The Kelly criterion is a formula used in portfolio management and gambling which tells you how much of your portfolio to bet on a game with a certain payoff and probability of winning. Let’s derive it!
We’ll set up the problem as:
- You have a bankroll of $W$
- Probability of winning $p$ (this is your privately estimated probability of victory)
- You’re offered odds of $(b-1):1$, so you will be paid back $b$ times your bet if you win (if you’re offered even odds, you will be paid back twice your bet by winning). We assume here that you lose your entire bet if you lose.
- You will bet $fW$ dollars, so $f$ is a fraction of your bankroll
The expected value of your bankroll after the bet resolves is:
$$\mathbb{E}[W_{new}] = p(W(1+bf)) + (1-p)(1-f)W$$ To make things easier for ourselves, we will ignore the constant factor $W$ and maximize the expected value of the log of the bankroll (we can do this because the log function is monotonic). Note that the expected value of the log is different from the log of the expected value!! To maximize the EV of the log, we can just do the usual tactic of multiplying probabilities by (log) values:
$$\begin{align} \mathbb{E}[\log W_{new}] &= p \log(W(1+bf)) + (1-p) \log(W(1-f) ) \\ &= p \log W + p \log (1+bf) + (1-p) \log W + (1-p) \log (1-f) \\ &= \log W + p \log (1+bf) + (1-p) \log (1-f) \end{align}$$
We want to maximize this expression with respect to $f$, so we’ll take the derivative:
$$\begin{align} 0 &= \dfrac{d}{df} \log W + p \log (1+bf) + (1-p) \log (1-f) \\ &= 0 + p \dfrac{b}{1+bf} + (1-p) \dfrac{-1}{1-f} \\ \end{align} $$ Solving for $f$:
$$\begin{align} 0 &= \dfrac{pb}{1+bf} - \dfrac{(1-p)}{1-f} \\ \dfrac{pb}{1+bf} &= \dfrac{(1-p)}{1-f} \\ pb(1-f) &= (1+bf)(1-p) \\ pb - pbf &= 1 - p + bf - pbf \\ -pbf + pbf -bf &= 1-p - pb \\ f &= \dfrac{1-p - pb}{-b} \\ &= p - \dfrac{1-p}{b} \end{align} $$
In this example, $f$ is the fraction of your bankroll you want to bet, so let’s do a quick example. I remember reading this story, which sounds like it comes from Money Stuff, but I can’t remember where it comes from:
A guy goes to interview as a quant at Jane Street and they offer to put up \$51 against his \$50 on a coin flip. He accepts and they tell him he shouldn’t have done that. “Why?” he asks, “it’s a positive-EV bet!” “Easy,” they tell him. “We have a guy on the trading floor who can flip heads 55% of the time.”

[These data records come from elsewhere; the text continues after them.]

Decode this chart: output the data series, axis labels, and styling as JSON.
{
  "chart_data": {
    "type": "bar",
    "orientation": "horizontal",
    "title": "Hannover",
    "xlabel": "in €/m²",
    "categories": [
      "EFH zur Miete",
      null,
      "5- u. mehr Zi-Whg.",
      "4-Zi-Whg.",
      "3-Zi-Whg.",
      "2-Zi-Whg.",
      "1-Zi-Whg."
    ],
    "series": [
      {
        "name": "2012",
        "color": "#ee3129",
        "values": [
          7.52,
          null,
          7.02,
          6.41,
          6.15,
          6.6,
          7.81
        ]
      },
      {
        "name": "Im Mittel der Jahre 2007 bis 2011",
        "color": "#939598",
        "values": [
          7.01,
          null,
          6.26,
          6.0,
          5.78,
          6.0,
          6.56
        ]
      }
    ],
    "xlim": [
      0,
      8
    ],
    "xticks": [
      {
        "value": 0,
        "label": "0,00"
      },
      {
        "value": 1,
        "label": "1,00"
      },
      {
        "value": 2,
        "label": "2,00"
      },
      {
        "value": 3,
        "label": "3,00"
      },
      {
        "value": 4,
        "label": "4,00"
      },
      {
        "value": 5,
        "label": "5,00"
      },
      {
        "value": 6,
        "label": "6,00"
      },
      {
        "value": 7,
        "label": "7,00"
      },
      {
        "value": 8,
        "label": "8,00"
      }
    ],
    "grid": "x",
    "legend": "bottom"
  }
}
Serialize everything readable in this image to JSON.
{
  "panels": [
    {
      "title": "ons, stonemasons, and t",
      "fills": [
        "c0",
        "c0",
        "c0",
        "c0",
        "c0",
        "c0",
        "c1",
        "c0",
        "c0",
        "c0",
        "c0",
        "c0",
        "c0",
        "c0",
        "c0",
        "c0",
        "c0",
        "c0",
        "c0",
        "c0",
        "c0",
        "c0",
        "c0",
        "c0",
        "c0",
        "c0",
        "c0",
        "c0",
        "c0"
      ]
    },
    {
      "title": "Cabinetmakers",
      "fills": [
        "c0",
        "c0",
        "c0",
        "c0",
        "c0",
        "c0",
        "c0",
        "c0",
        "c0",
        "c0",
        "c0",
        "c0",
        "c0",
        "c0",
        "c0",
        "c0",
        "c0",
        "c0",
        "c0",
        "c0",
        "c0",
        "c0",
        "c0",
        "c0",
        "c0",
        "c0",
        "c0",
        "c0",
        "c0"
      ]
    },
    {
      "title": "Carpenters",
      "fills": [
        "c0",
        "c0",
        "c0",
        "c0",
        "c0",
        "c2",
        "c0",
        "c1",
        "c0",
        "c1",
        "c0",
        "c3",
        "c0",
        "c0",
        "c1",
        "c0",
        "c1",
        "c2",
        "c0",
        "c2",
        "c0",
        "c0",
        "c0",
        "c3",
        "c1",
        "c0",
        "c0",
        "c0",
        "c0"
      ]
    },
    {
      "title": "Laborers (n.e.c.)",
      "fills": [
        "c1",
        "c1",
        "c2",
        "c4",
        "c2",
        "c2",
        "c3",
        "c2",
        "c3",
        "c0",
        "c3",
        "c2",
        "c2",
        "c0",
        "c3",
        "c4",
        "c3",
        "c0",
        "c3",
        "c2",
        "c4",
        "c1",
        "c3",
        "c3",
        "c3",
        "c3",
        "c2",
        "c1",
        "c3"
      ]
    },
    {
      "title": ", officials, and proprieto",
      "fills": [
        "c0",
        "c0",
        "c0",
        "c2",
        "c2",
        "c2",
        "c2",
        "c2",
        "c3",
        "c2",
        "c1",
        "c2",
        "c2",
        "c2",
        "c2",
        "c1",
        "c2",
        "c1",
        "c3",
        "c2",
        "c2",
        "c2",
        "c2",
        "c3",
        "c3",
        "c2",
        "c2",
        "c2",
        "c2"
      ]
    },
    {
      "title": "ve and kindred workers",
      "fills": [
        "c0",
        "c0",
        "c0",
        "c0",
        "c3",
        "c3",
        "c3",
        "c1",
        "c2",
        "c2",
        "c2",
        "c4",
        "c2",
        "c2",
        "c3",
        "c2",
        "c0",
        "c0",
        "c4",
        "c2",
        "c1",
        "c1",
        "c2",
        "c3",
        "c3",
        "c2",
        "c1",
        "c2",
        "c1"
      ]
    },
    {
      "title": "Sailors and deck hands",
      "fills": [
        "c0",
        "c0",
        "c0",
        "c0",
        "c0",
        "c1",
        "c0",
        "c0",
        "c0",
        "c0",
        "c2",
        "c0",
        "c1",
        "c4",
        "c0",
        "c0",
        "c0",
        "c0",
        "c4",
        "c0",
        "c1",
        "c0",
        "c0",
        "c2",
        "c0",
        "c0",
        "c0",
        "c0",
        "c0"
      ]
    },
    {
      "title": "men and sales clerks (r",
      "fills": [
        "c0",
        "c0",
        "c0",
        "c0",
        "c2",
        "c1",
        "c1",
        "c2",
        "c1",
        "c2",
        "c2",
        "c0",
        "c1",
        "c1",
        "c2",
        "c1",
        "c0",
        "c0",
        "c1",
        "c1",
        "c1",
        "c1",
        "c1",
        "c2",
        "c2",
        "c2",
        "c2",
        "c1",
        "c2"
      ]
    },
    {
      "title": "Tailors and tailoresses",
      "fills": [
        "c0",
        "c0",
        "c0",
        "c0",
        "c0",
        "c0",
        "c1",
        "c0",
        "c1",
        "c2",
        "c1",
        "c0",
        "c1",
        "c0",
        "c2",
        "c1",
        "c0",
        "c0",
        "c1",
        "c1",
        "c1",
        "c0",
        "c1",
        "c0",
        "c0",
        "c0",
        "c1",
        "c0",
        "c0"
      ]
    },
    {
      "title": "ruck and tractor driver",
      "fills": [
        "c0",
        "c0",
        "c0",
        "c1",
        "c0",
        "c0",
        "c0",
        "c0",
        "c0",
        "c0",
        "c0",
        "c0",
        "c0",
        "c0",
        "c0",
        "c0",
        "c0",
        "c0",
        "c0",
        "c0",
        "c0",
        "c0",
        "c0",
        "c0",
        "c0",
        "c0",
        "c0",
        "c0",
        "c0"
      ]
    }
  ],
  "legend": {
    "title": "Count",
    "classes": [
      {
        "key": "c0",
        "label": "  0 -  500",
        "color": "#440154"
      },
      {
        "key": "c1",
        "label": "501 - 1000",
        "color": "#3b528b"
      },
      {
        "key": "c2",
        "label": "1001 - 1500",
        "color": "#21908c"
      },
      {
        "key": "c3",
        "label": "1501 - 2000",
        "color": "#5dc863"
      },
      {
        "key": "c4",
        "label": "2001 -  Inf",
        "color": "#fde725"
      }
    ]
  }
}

The point of the story is probably something about how you should always ask yourself why your counterparty is offering you an apparently good deal, but whatever, let’s say you can run this scam offering the same odds: $b = 101/51 = 1.98, p = 0.55$. Your Kelly-optimal bet is to put $0.55 - .45/1.98 = 32.3\%$ of your bankroll on this at each iteration.